Lorsque l’on s’intéresse à la compétence matérielle, il faut porter un intérêt à l’activité de l’entreprise. Le tribunal compétence est, soit le tribunal de commerce si le débiteur exerce une activité commerciale ou artisanale, soit le tribunal judiciaire dans les autres cas.
Lorsque l’on s’intéresse à la compétence territoriale, il faut porter une attention à la localisation géographique de l’entreprise. Si l’entreprise est française, le tribunal territorialement compétent est celui du ressort sur lequel l’entreprise a son siège. Pour les personnes physiques, le tribunal compétent est celui dans le ressort duquel le débiteur a déclaré l’adresse de son entreprise ou de son activité. Si le débiteur n’a pas de siège en France, le juge national a une compétence internationale pour ouvrir une procédure collective contre l’entreprise, dès lors qu’elle a le centre de ces intérêts principaux sur le territoire français. Enfin, lorsque le débiteur étranger a son siège dans l’un des États de l’Union européenne, à l’exception du Danemark, une procédure collective peut être ouverte en France contre lui.
IV. Jugement d’ouverture d’une procédure collective
La juridiction ne peut décider de l’ouverture d’une procédure collective qu’après avoir, à peine de nullité, entendu le débiteur, les représentants du conseil économique et social ou à défaut, les délégués du personnel. Le tribunal a également la possibilité d’entendre s’il le souhaite, toutes personnes dont l’audition lui parait utile.
Tous les actes accomplis par le débiteur le jour du jugement d’ouverture seront réputés conclus après l’ouverture de la procédure. Le jugement d’ouverture doit constater que les conditions légales d’ouverture sont réunies.
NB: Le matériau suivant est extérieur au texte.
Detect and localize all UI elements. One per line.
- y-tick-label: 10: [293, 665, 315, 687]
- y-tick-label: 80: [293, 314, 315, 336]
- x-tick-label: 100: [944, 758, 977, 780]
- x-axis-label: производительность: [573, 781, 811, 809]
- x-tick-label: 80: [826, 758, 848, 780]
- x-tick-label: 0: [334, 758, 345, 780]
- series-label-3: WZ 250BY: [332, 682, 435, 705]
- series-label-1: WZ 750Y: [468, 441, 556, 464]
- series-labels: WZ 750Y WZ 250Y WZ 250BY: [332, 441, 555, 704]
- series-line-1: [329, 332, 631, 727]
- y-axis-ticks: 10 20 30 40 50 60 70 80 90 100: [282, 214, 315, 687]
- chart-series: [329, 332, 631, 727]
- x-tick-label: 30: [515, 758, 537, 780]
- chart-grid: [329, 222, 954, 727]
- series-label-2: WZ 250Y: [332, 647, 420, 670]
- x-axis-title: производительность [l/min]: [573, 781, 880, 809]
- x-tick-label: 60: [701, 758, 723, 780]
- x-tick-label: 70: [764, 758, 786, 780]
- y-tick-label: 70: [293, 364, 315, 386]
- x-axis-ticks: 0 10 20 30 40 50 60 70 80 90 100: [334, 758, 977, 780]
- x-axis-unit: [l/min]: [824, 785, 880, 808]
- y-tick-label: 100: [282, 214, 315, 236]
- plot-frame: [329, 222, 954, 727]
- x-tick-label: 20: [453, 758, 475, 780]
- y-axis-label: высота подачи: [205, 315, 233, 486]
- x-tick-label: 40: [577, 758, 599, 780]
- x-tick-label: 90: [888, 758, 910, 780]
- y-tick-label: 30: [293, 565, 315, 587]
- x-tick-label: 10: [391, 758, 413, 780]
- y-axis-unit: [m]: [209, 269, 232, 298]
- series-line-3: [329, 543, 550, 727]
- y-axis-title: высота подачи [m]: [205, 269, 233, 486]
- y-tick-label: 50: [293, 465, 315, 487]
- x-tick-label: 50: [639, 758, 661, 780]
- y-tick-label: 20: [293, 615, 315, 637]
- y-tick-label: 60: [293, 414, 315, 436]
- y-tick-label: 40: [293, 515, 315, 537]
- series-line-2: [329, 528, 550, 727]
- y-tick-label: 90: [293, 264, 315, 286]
Lorsque la procédure ouverte est une procédure de redressement ou de liquidation, le jugement d’ouverture doit fixer la date de cessation de paiement. Selon les cas, cette date peut correspondre soit à la date du jugement d’ouverture, soit à une date antérieure sans jamais que cette période antérieure ne dépasse 18 mois. Si le juge fixe la date de cessation de paiement à une date antérieure au jugement d’ouverture, il s’ouvre une période suspecte. La période suspecte correspond à la période entre la date de cessation de paiement fixée par le juge et la date du jugement d’ouverture de la procédure collective.
Lorsque l’ouverture d’une procédure de redressement ou de liquidation a été précédée d’une procédure de conciliation et de l’adoption d’un accord amiable homologué, le juge ne peut fixer la date de cessation de paiement à une date antérieure à la décision judiciaire d’homologation de l’accord.
Le jugement d’ouverture doit désigner les organes de la procédure. Dans chacune des 3 procédures, le tribunal doit désigner un juge commissaire ; il est à la coordination de la procédure. Spécifiquement à la procédure de sauvegarde et de redressement, le tribunal peut nommer un administrateur judiciaire. La mission qui lui est confiée consiste à gérer l’entreprise pendant la période d’observation, et préparer le plan de sauvegarde ou de redressement. Sa mission prend fin à l’issue de la période d’observation. Le tribunal peut également désigner un ou plusieurs experts chargés d’assister, selon le cas, l’administrateur judiciaire ou le débiteur.
Ces différentes précisions faites sur les préalables des procédures collectives, il conviendra de s’intéresser ultérieurement aux mécanismes des procédures de sauvegarde, redressement et liquidation judiciaire.